SENSOR AND ACTUATOR SYSTEM AND METHOD FOR OPERATING A SENSOR AND ACTUATOR SYSTEM

Abstract

Disclosed is a sensor and actuator system and a method of operating the system. The method includes generating a stimulus, providing the generated stimulus to an environment of the system with an actuator, detecting a response of the environment to the stimulus with a sensor, synchronizing the generation of the stimulus and the detection of the response in the time domain, and repeating the generation of the stimulus and the detection of the response in a regular pattern, wherein the generation of the stimulus and the detection of the response in the regular pattern are randomly and synchronously shifted in the time domain to cause a dithering in the time domain. The system performs this method.

Description

TECHNICAL FIELD

The invention relates to a method for operating a sensor and actuator system. The invention further relates to a sensor and actuator system.

DISCUSSION OF RELATED ART

A sensor and actuator system (SAS) usually comprises at least one actuator for generating a stimulus. This generated stimulus is provided to the environment of the sensor and actuator system. For detecting the response of the environment to the stimulus the sensor and actuator system further comprises at least one sensor. The sensor and actuator system can further comprise a control unit for synchronizing the at least one actuator and the at least one sensor, especially for synchronizing the generation of the stimulus and the detection of the response in the time domain. Furthermore, the generation of the stimulus and the detection of the response is repeated in a regular pattern.

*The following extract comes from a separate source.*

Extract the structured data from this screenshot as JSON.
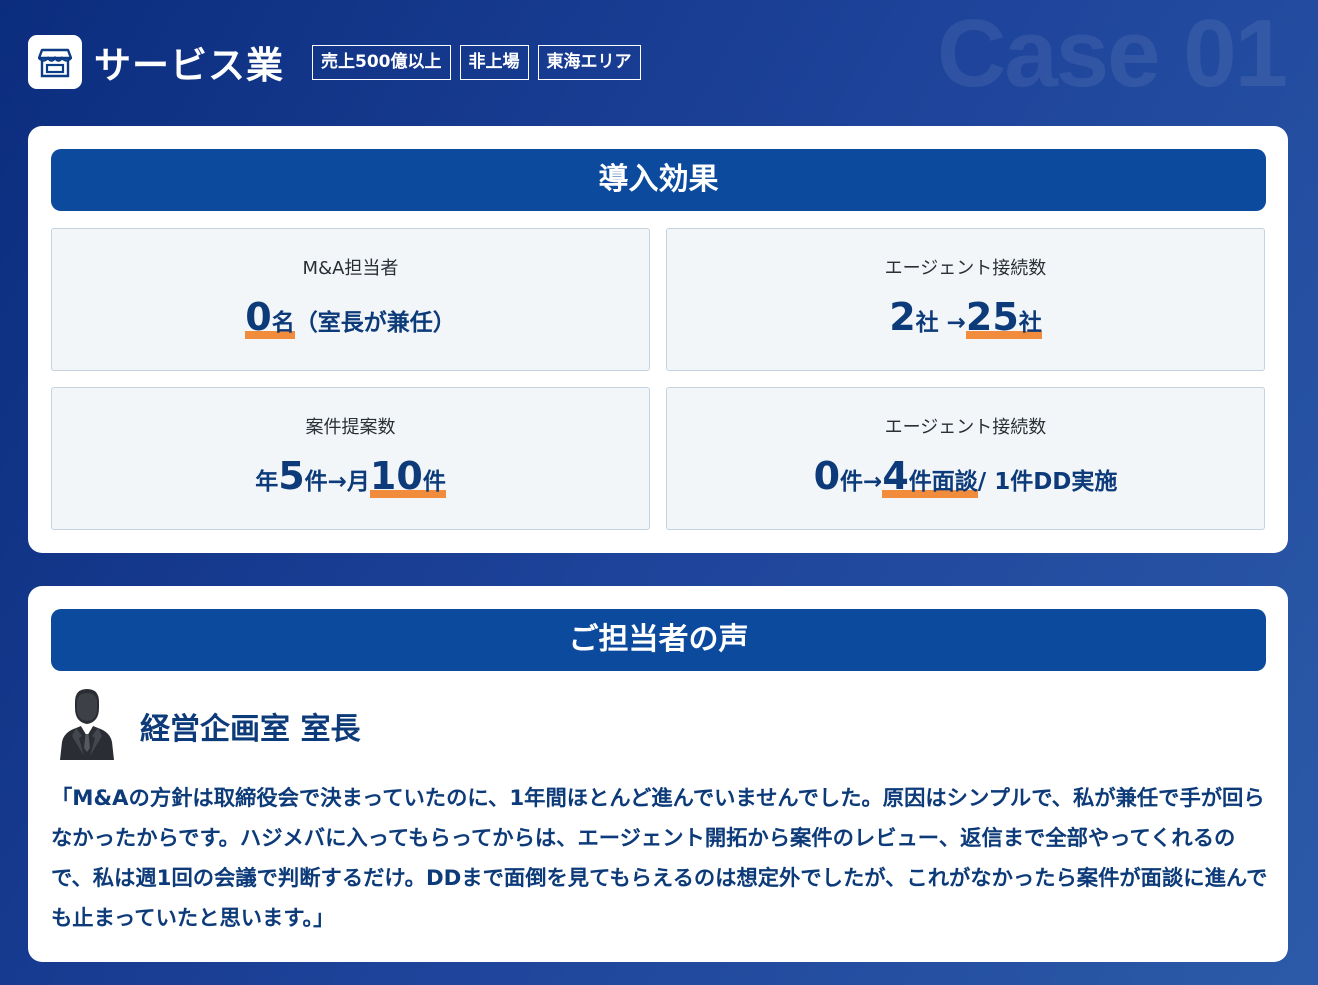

An example of a sensor and actuator system is a light detection and ranging (Lidar) system, also called laser detection and ranging (Ladar) system. Such systems measure the distance to a target by illuminating the target with pulsed laser light and measuring the reflected pulses with an optical sensor. Differences in laser return times and wavelength can then be used to make 3-D representations of the target. Lidar systems have become popular in automotive applications, for example in advanced safety systems. A lidar systems is for example used to scan the surroundings of a car to detect any obstacles on a collision course with the car and issue a warning to the driver and/or to initiate an emergency brake. High performance Lidar systems can also recognize the type of obstacle by checking the parameters, e.g. the amplitude, of the reflected signal. According to the reflectivity of the object, for example a car or a person, the detector will receive a signal of different amplitude. Lidar systems are often used in autonomous cars for controlling and navigation purposes. In such automotive applications it is essential that the Lidar systems is highly available and precise with a minimum of detection errors.

The sensor and actuator system can suffer from noise injection. If the noise is random, i.e. uncorrelated, the signal-to-noise ratio (SNR) can be improved by averaging multiple acquisition cycles, which is a well-known technique in signal processing. However, if the noise is not random but correlated to the stimulus, this technique is not improving the SNR.

SUMMARY

It is thus an object of the invention to improve the signal-to-ratio of sensor and actuator systems for uncorrelated and correlated noise.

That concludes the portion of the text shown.